Tuesday, July 10, 2018

Timeline 4: Timeline Features

Timeline 1
Timeline 2
Timeline 3: Map
Timeline 4
Timeline 5: Event Granulation 

 

Wikipedia Front-End

First and foremost, the application ought to be able to function as a search engine for basic, reliable timelines as if one produced them straight from Wikipedia pages (or any encyclopedia generally).

Even if the timeline is not literally a front-end for Wikipedia, the design implication is the same: People should always be able to use it to find concisely packaged information - despite the myriad of possibilities for personal expression and customization.

Default Timelines Versus User Timelines

A Universal timeline as a Wikipedia front-end would need to have default narratives categorized as such to differentiate them from user created ones. Users should be able to browse the timeline purely in a consuming manner, to know they are searching a standard of information.

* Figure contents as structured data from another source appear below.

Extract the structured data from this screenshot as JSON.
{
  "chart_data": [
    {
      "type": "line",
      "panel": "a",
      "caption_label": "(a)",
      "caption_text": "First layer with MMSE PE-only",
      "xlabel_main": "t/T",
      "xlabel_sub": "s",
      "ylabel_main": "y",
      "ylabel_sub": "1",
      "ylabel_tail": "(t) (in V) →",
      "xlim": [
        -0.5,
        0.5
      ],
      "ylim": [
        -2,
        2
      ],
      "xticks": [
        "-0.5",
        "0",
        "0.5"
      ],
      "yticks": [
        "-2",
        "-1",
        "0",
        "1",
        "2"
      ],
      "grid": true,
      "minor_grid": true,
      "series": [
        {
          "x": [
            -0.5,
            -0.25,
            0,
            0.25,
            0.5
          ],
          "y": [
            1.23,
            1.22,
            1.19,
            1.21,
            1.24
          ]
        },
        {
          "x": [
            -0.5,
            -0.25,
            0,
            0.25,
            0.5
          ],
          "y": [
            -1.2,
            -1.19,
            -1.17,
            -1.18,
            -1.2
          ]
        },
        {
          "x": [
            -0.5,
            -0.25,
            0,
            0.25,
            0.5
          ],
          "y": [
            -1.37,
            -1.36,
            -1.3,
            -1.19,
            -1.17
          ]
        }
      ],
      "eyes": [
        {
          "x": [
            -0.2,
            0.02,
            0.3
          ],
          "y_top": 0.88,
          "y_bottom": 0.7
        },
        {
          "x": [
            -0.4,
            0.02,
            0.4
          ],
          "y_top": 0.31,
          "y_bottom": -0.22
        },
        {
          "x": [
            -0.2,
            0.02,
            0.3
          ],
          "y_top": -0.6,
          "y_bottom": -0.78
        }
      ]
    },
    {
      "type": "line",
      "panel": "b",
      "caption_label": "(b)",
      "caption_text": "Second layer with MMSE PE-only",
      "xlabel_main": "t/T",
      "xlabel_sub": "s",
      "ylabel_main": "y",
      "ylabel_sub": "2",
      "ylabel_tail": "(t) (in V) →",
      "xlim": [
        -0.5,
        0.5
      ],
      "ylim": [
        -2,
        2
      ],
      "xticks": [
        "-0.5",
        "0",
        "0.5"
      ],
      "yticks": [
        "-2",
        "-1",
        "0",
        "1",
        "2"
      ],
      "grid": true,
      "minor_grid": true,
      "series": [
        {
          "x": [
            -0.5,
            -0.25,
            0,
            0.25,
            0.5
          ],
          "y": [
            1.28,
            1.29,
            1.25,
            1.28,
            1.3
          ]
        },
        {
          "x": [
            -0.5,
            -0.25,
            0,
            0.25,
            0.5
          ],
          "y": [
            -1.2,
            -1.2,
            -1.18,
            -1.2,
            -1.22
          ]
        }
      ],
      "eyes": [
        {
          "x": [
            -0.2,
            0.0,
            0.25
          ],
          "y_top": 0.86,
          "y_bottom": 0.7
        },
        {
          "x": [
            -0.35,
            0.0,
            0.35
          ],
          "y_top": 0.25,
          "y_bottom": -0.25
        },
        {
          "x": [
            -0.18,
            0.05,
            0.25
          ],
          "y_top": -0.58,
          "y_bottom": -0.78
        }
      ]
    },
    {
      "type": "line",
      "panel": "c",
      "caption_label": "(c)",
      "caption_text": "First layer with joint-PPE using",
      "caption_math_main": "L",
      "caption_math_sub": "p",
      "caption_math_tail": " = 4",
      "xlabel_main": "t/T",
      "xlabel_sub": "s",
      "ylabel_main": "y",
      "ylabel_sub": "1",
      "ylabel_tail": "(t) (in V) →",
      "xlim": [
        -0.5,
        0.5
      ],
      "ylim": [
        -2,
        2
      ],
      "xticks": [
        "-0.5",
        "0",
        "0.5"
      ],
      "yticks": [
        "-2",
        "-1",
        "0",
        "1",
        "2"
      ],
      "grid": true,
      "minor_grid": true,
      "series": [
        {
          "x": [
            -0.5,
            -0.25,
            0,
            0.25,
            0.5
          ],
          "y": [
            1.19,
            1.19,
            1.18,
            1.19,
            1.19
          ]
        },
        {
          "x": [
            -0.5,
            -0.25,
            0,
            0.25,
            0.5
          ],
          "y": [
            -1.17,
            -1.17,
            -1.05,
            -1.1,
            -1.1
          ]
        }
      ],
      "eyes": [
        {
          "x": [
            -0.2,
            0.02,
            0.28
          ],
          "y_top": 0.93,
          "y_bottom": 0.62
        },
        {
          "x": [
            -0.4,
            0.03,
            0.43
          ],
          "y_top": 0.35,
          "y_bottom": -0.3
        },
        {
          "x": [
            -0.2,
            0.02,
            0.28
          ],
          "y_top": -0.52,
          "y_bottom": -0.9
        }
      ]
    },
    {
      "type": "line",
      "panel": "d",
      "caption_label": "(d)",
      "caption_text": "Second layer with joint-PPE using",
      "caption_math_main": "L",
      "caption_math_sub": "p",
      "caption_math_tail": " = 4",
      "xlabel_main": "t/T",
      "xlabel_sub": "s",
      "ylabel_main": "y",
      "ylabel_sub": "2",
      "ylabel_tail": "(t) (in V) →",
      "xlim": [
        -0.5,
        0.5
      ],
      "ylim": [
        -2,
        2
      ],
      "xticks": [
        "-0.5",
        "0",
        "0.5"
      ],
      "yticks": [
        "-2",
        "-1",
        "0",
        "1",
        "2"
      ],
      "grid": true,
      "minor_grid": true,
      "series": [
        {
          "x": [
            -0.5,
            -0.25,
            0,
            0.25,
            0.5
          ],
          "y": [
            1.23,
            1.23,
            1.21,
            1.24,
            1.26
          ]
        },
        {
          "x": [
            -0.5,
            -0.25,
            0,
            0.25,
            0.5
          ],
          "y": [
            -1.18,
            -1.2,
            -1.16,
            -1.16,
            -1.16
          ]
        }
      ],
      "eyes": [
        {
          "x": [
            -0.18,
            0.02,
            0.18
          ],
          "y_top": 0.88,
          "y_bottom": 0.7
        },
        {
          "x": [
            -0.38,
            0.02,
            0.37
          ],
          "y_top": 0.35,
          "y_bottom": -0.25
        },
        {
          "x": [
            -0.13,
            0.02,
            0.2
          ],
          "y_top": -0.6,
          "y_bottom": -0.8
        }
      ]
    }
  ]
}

Users should be able to clearly know what mode they are in.

  • Wiki search mode 
    • searching through reliable timelines
    • timelines that have preset focus to the point of history
    • (imagine timelines that group events as if straight from any given Wikipedia page)
  • Disassociated search mode
    • all events are free from pre-existing stories and narratives as to allow users to group them openly
  • user-created search mode
    • searching through timelines that others created, as one would search for unprofessional videos on YouTube
    • These timelines would be expressions of users who wanted to express something through a timeline
  • creation mode
    • custom groupings of items on a timeline while searching
    • uploading timelines created with additional software

The challenge of creating default timelines is: who groups them, and according to what methods and standards?  Who decides what groupings are relevant? The response to this is much the same question of: Who groups Wikipedia articles' information and how do they do it?

(The key difficulty of this idea is the sheer scale of it. Who does the work? Google Maps is something businesses use, and want customers to have. A Universal timeline by comparison is not very business oriented, which is why Wikipedia relies on donations.)

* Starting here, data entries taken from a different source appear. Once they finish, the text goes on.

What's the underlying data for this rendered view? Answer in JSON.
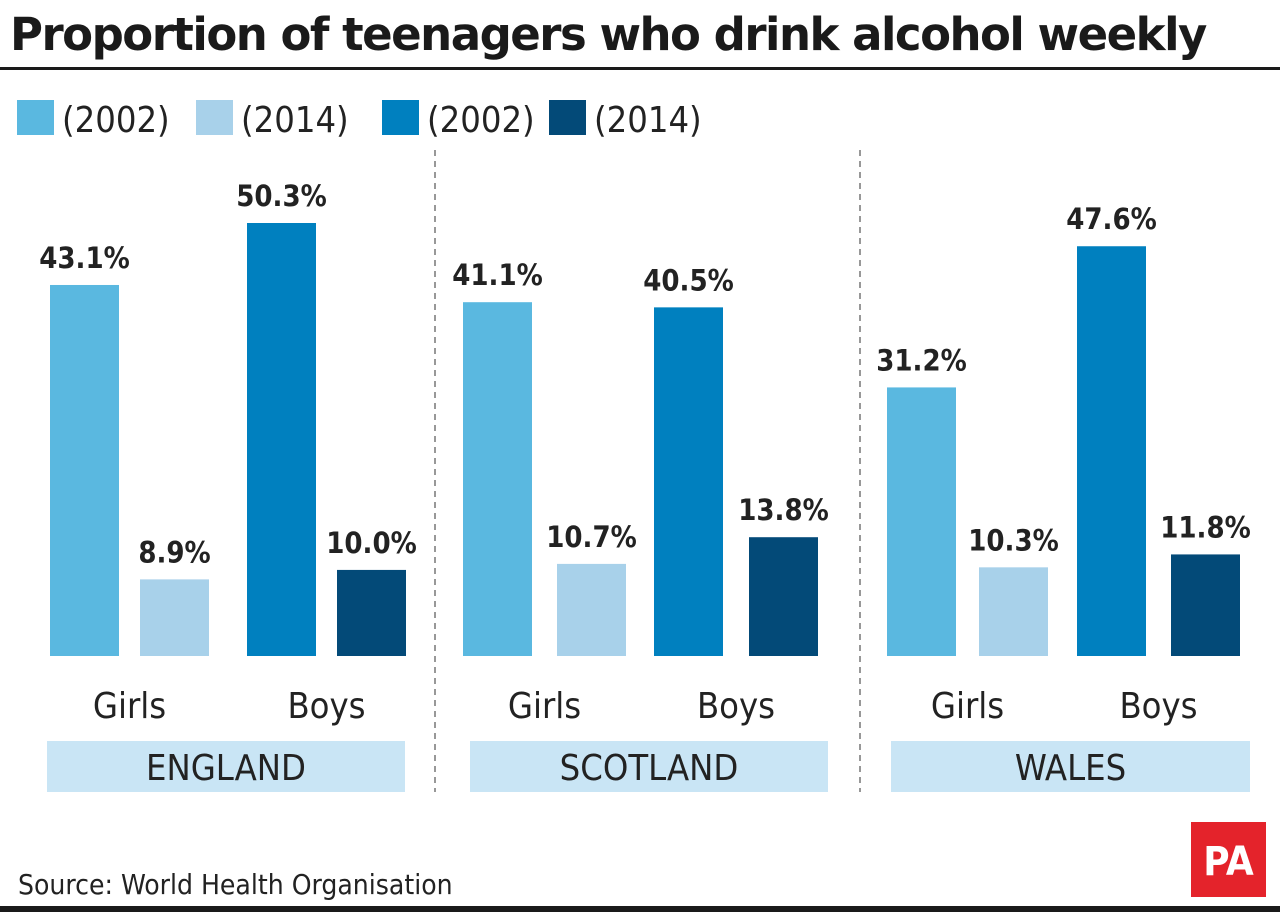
{
  "chart_data": {
    "type": "bar",
    "title": "Proportion of teenagers who drink alcohol weekly",
    "legend": [
      "(2002)",
      "(2014)",
      "(2002)",
      "(2014)"
    ],
    "legend_placement": "top-left",
    "colors": [
      "#5ab8e0",
      "#a8d1ea",
      "#0080bf",
      "#034a78"
    ],
    "groups": [
      {
        "name": "ENGLAND",
        "subgroups": [
          {
            "label": "Girls",
            "values": [
              43.1,
              8.9
            ]
          },
          {
            "label": "Boys",
            "values": [
              50.3,
              10.0
            ]
          }
        ]
      },
      {
        "name": "SCOTLAND",
        "subgroups": [
          {
            "label": "Girls",
            "values": [
              41.1,
              10.7
            ]
          },
          {
            "label": "Boys",
            "values": [
              40.5,
              13.8
            ]
          }
        ]
      },
      {
        "name": "WALES",
        "subgroups": [
          {
            "label": "Girls",
            "values": [
              31.2,
              10.3
            ]
          },
          {
            "label": "Boys",
            "values": [
              47.6,
              11.8
            ]
          }
        ]
      }
    ],
    "value_suffix": "%",
    "grid": false,
    "source": "Source: World Health Organisation",
    "logo": "PA"
  }
}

There would need to be a setting that specified whether or not you wanted to look at default narrative timelines. If such a setting is turned off, then all items within the default narrative timelines are simply part of the Universal timeline of all things.

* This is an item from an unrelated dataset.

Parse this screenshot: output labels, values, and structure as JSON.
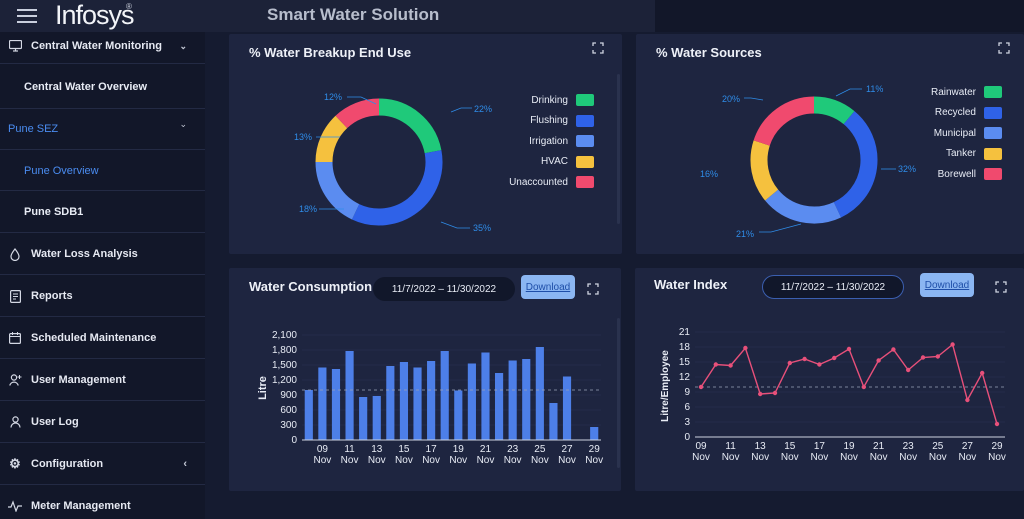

Users would be able to group events in causal links, related events, or simply by temporary association for any reason - to create stories of a time or series of events as desired.

Timeline Features

Parallel Comparison Timelines

Users should be able to place multiple timelines next to each other, whether from separate periods, or otherwise.

Users should be able to:
  • lock or unlock the time scale between parallel timelines
  • lock or unlock the time period, such that a series of events from one time could be compared to a series of events from another time
  • search for and insert new timelines adjacent to each other

Layered Timelines

Users should be able to:
  • layer multiple timelines on top of each other
  • select which layers are on top
  • toggle the view option on a layer to see it or to not see it

Parallel Scales View

One very expressive feature would be to have multiple timelines in parallel that are on different scales, but all move together, in order to capture large scale differences in a single view.

A user might see four timelines, and move only one of them at a time. When the user moves one, then the others move according to their scale. In such a view, timelines at a higher scale would move more slowly while timelines on a smaller scale would move faster.

In this way, larger differences in scale could be communicated through multiple steps in scale, for comparisons that do not work on one single timeline scale.

On such a view, additional scale steps could be added in order to communicate ever larger spans of time.